La situation est particulièrement difficile dans la région nantaise. Le département de Loire-Atlantique ne compte en effet que 6,9 lits de pédopsychiatrie pour 100 000 habitants, contre 16,5 à l’échelle nationale.

Au CHU de Nantes, 900 mineurs de moins de 16 ans sont passés par les urgences pédiatriques pour des troubles psychiatriques en 2021 et 430 ont été hospitalisés, contre seulement 250 avant la pandémie de Covid-19. « On aurait dû en hospitaliser davantage, mais on n’avait aucune solution » constate amèrement le Dr Laurence Dreno, chef de l’unité de pédopsychiatrie du CHU, citée par Le Monde.

« Avant on faisait du soin, on voyait les patients, on les prenait en charge, désormais on fait du tri ».

Les centres médico-psychologiques (CMP) sont également débordés, avec des délais de prise en charge qui peuvent aller jusqu’à 6 mois. « Ces structures enregistrent quinze demandes par semaine au bas mot quand, auparavant, elles assuraient quinze consultations par mois » explique le Dr Dreno.

Régulièrement, certains mineurs sont renvoyés chez eux sans prise en charge ou envoyés dans des services de pédiatrie générale ou de psychiatrie adulte où la prise en charge est inadaptée. Plus de 250 mineurs de moins de 16 ans ont ainsi été admis dans un service de psychiatrie adulte à Nantes en 2021.

Crise sanitaire, changement climatique et trouble identitaire

Les professionnels constatent un rajeunissement des patients, avec de plus en plus d’enfants de 12 ans et moins hospitalisés. Outre la crise sanitaire, la détresse de la jeunesse est accentuée par l’angoisse du changement climatique et par « une souffrance morbide s’accentuant autour des questionnements identitaires sur la sexualité et le genre » explique le Dr Vincent Delaunay, chef du pôle de psychiatrie au CHU de Nantes.

Les appels à l’aide répétés de la psychiatrie nantaise commencent à être entendus. Depuis 2018, la région Pays de la Loire bénéficie d’une dotation annuelle de 18 millions d’euros pour rattraper son retard en nombre de lits.

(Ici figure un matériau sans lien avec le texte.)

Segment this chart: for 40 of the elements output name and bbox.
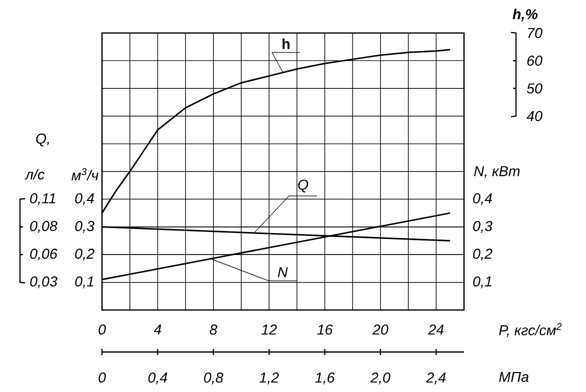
- y2-tick-label: 0,1: [473, 276, 492, 288]
- y-axis-title: м$^{3}$/ч: [72, 168, 98, 180]
- text: 0,08: [30, 220, 58, 233]
- x2-tick-label: 0,4: [148, 372, 168, 384]
- x2-tick-label: 2,0: [370, 372, 390, 384]
- text: Q: [298, 180, 308, 192]
- x-tick-label: 0: [98, 324, 106, 335]
- y2-tick-label: 0,2: [473, 248, 492, 261]
- x2-tick-label: 1,6: [315, 372, 335, 384]
- y3-axis-title: h,%: [512, 8, 538, 22]
- y-tick-label: 0,1: [75, 276, 94, 288]
- x-tick-label: 8: [210, 324, 218, 335]
- y3-tick-label: 60: [527, 56, 542, 66]
- x2-tick-label: 1,2: [259, 372, 279, 384]
- x-tick-label: 16: [317, 324, 333, 335]
- text: 0,03: [30, 276, 58, 288]
- y3-tick-label: 50: [526, 83, 542, 94]
- x-axis-title: P, кгс/см$^{2}$: [499, 323, 562, 337]
- x-tick-label: 24: [428, 324, 444, 335]
- text: Q,: [36, 134, 49, 146]
- x-tick-label: 12: [261, 324, 277, 335]
- text: 0,11: [30, 193, 56, 206]
- y-tick-label: 0,4: [75, 193, 94, 206]
- x-tick-label: 4: [154, 324, 162, 334]
- series-label: h: [282, 38, 290, 49]
- x2-axis-title: МПа: [499, 372, 528, 382]
- x-tick-label: 20: [372, 324, 388, 335]
- y-tick-label: 0,3: [75, 220, 94, 233]
- text: л/с: [24, 169, 45, 180]
- text: 0,06: [30, 248, 58, 261]
- y3-tick-label: 70: [528, 28, 542, 38]
- y2-axis-title: N, кВт: [474, 166, 520, 178]
- x2-tick-label: 2,4: [426, 372, 446, 384]
- y2-tick-label: 0,3: [473, 220, 492, 233]
- x2-tick-label: 0: [98, 372, 106, 383]
- y3-tick-label: 40: [526, 111, 542, 122]
- y2-tick-label: 0,4: [473, 193, 492, 206]
- series-label: N: [278, 267, 288, 278]
- x2-tick-label: 0,8: [204, 372, 224, 384]
- y-tick-label: 0,2: [75, 248, 94, 261]
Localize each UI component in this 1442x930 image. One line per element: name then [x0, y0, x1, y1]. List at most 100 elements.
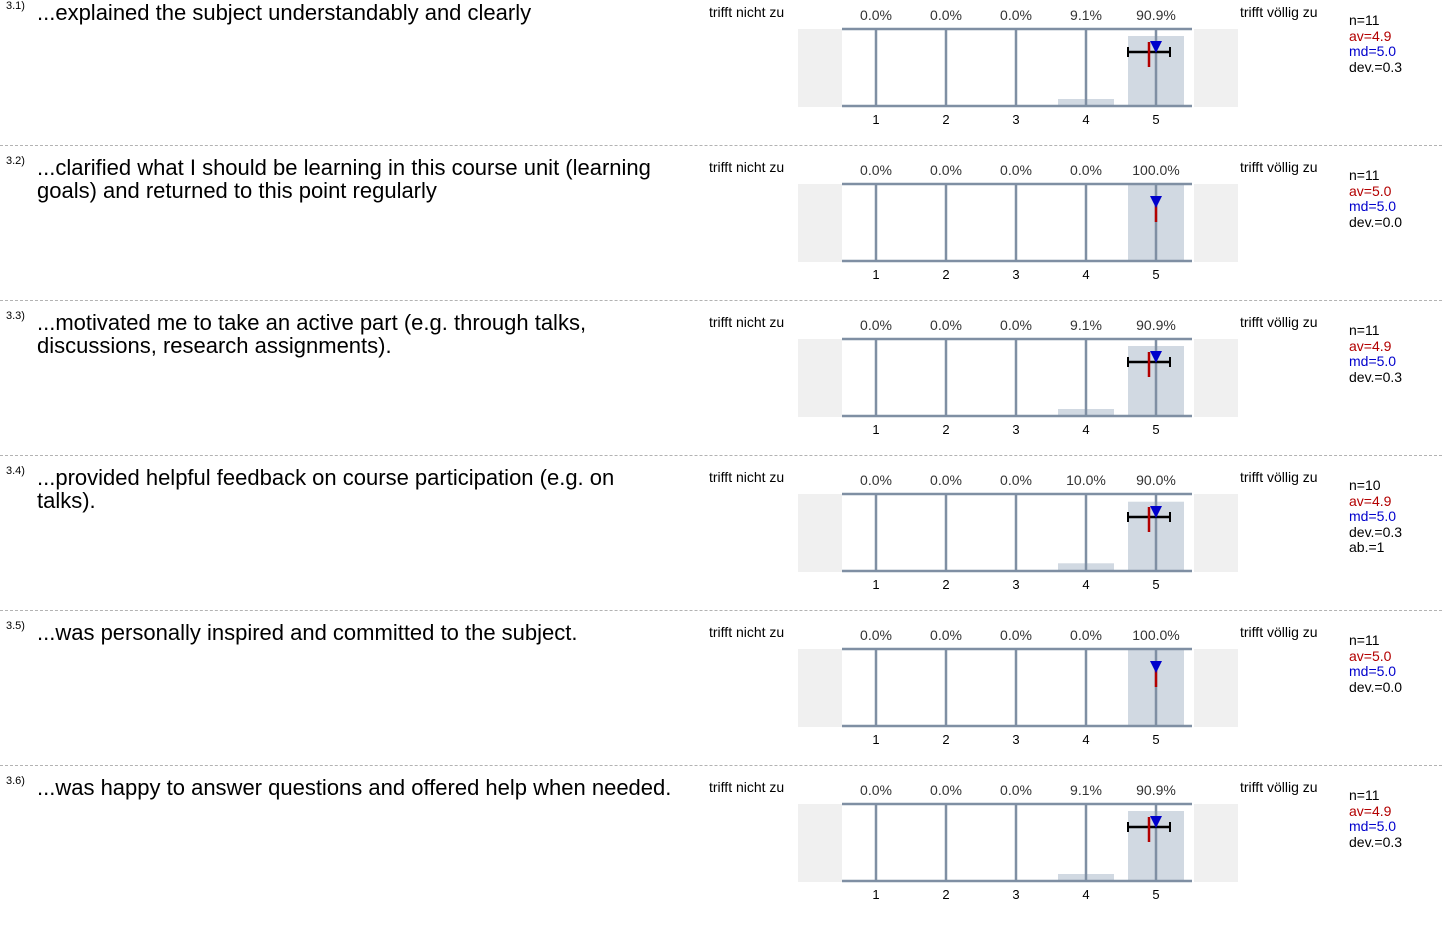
value-label: 90.9%	[1136, 7, 1176, 23]
value-label: 0.0%	[930, 7, 962, 23]
value-label: 10.0%	[1066, 472, 1106, 488]
right-side-panel	[1194, 29, 1238, 107]
tick-label: 3	[1012, 112, 1019, 127]
question-number: 3.6)	[6, 775, 25, 787]
histogram-chart: 0.0% 0.0% 0.0% 9.1% 90.9% 1 2 3 4 5	[798, 317, 1238, 437]
stat-n: n=11	[1349, 632, 1380, 648]
value-label: 100.0%	[1132, 162, 1179, 178]
right-side-panel	[1194, 649, 1238, 727]
median-marker	[1150, 816, 1162, 828]
statistics: n=11 av=5.0 md=5.0 dev.=0.0	[1349, 632, 1403, 695]
statistics: n=11 av=4.9 md=5.0 dev.=0.3	[1349, 787, 1403, 850]
row-separator	[0, 145, 1442, 146]
value-label: 9.1%	[1070, 317, 1102, 333]
tick-label: 5	[1152, 887, 1159, 902]
stat-n: n=10	[1349, 477, 1381, 493]
tick-label: 1	[872, 577, 879, 592]
stat-average: av=5.0	[1349, 647, 1392, 664]
stat-median: md=5.0	[1349, 818, 1397, 834]
value-label: 100.0%	[1132, 627, 1179, 643]
stat-n: n=11	[1349, 787, 1380, 803]
scale-left-label: trifft nicht zu	[709, 159, 785, 175]
scale-left-label: trifft nicht zu	[709, 624, 785, 640]
tick-label: 2	[942, 732, 949, 747]
scale-right-label: trifft völlig zu	[1240, 159, 1318, 175]
tick-label: 1	[872, 422, 879, 437]
value-label: 0.0%	[1000, 317, 1032, 333]
tick-label: 3	[1012, 732, 1019, 747]
tick-label: 4	[1082, 887, 1089, 902]
question-row: 3.2) ...clarified what I should be learni…	[0, 155, 1442, 310]
value-label: 90.9%	[1136, 317, 1176, 333]
stat-median: md=5.0	[1349, 353, 1397, 369]
row-separator	[0, 300, 1442, 301]
right-side-panel	[1194, 494, 1238, 572]
value-label: 0.0%	[1000, 782, 1032, 798]
median-marker	[1150, 351, 1162, 363]
question-row: 3.3) ...motivated me to take an active pa…	[0, 310, 1442, 465]
tick-label: 1	[872, 887, 879, 902]
question-text: ...was personally inspired and committed…	[37, 620, 578, 645]
scale-left-label: trifft nicht zu	[709, 314, 785, 330]
stat-deviation: dev.=0.3	[1349, 368, 1403, 385]
stat-average: av=4.9	[1349, 802, 1392, 819]
stat-deviation: dev.=0.0	[1349, 678, 1403, 695]
tick-label: 2	[942, 422, 949, 437]
histogram-chart: 0.0% 0.0% 0.0% 0.0% 100.0% 1 2 3 4 5	[798, 162, 1238, 282]
value-label: 90.0%	[1136, 472, 1176, 488]
value-label: 0.0%	[930, 472, 962, 488]
stat-average: av=4.9	[1349, 492, 1392, 509]
value-label: 0.0%	[930, 162, 962, 178]
stat-n: n=11	[1349, 322, 1380, 338]
scale-left-label: trifft nicht zu	[709, 469, 785, 485]
value-label: 0.0%	[860, 472, 892, 488]
tick-label: 2	[942, 267, 949, 282]
value-label: 0.0%	[1000, 627, 1032, 643]
question-number: 3.1)	[6, 0, 25, 12]
stat-median: md=5.0	[1349, 198, 1397, 214]
value-label: 9.1%	[1070, 7, 1102, 23]
question-row: 3.5) ...was personally inspired and commi…	[0, 620, 1442, 775]
tick-label: 5	[1152, 267, 1159, 282]
stat-deviation: dev.=0.0	[1349, 213, 1403, 230]
row-separator	[0, 765, 1442, 766]
tick-label: 5	[1152, 422, 1159, 437]
value-label: 0.0%	[1070, 162, 1102, 178]
row-separator	[0, 610, 1442, 611]
histogram-chart: 0.0% 0.0% 0.0% 9.1% 90.9% 1 2 3 4 5	[798, 7, 1238, 127]
question-number: 3.5)	[6, 620, 25, 632]
statistics: n=11 av=5.0 md=5.0 dev.=0.0	[1349, 167, 1403, 230]
value-label: 0.0%	[1070, 627, 1102, 643]
stat-deviation: dev.=0.3	[1349, 58, 1403, 75]
tick-label: 3	[1012, 577, 1019, 592]
left-side-panel	[798, 494, 842, 572]
value-label: 0.0%	[860, 162, 892, 178]
stat-average: av=5.0	[1349, 182, 1392, 199]
left-side-panel	[798, 29, 842, 107]
right-side-panel	[1194, 804, 1238, 882]
question-row: 3.6) ...was happy to answer questions and…	[0, 775, 1442, 930]
histogram-chart: 0.0% 0.0% 0.0% 0.0% 100.0% 1 2 3 4 5	[798, 627, 1238, 747]
value-label: 90.9%	[1136, 782, 1176, 798]
question-text: ...provided helpful feedback on course p…	[37, 465, 615, 513]
question-row: 3.4) ...provided helpful feedback on cour…	[0, 465, 1442, 620]
scale-right-label: trifft völlig zu	[1240, 779, 1318, 795]
tick-label: 4	[1082, 577, 1089, 592]
question-text: ...clarified what I should be learning i…	[37, 155, 651, 203]
tick-label: 5	[1152, 732, 1159, 747]
left-side-panel	[798, 804, 842, 882]
tick-label: 5	[1152, 112, 1159, 127]
tick-label: 3	[1012, 887, 1019, 902]
stat-deviation: dev.=0.3	[1349, 833, 1403, 850]
question-row: 3.1) ...explained the subject understanda…	[0, 0, 1442, 155]
value-label: 0.0%	[1000, 162, 1032, 178]
value-label: 9.1%	[1070, 782, 1102, 798]
median-marker	[1150, 661, 1162, 673]
tick-label: 1	[872, 732, 879, 747]
question-number: 3.2)	[6, 155, 25, 167]
statistics: n=11 av=4.9 md=5.0 dev.=0.3	[1349, 322, 1403, 385]
tick-label: 4	[1082, 732, 1089, 747]
left-side-panel	[798, 649, 842, 727]
scale-right-label: trifft völlig zu	[1240, 314, 1318, 330]
tick-label: 4	[1082, 267, 1089, 282]
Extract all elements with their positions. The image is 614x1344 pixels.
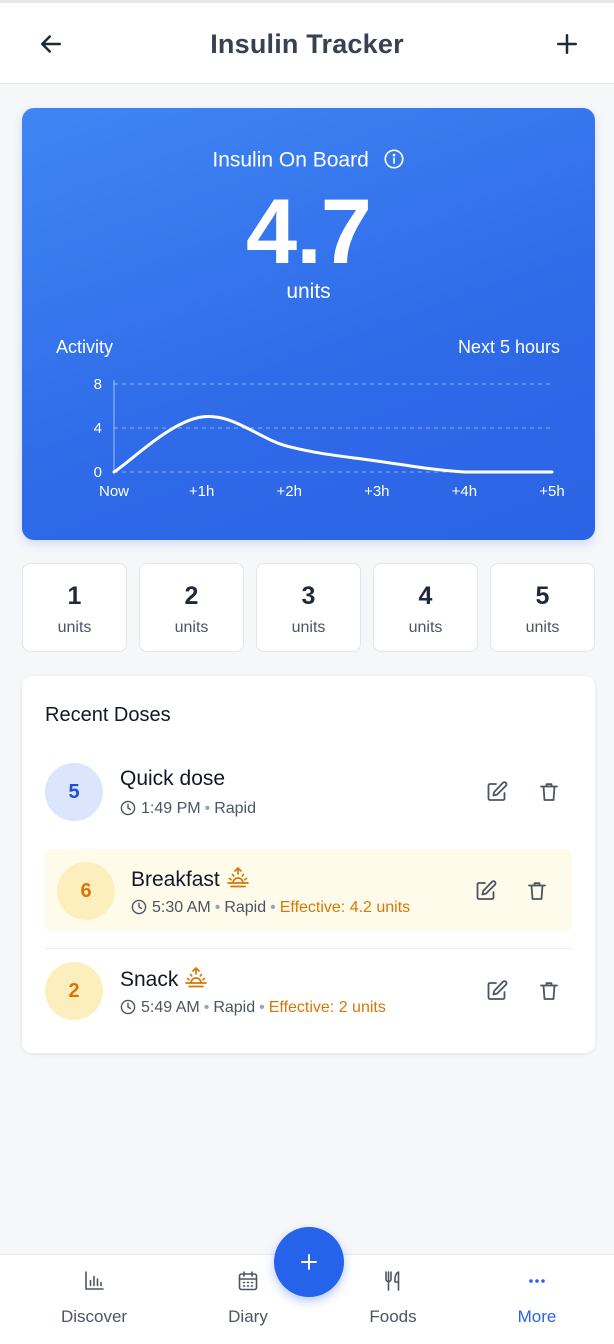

Des dizaines de lits de pédopsychiatrie devraient ouvrir dans ces cinq prochaines années tandis qu’un hôpital de jour « postcrise » comptant 15 places devraient voir le jour dans la banlieue de Nantes en 2023. Mais pour les praticiens sur place, c’est surtout vis-à-vis du manque de personnel qu’il est important d’agir.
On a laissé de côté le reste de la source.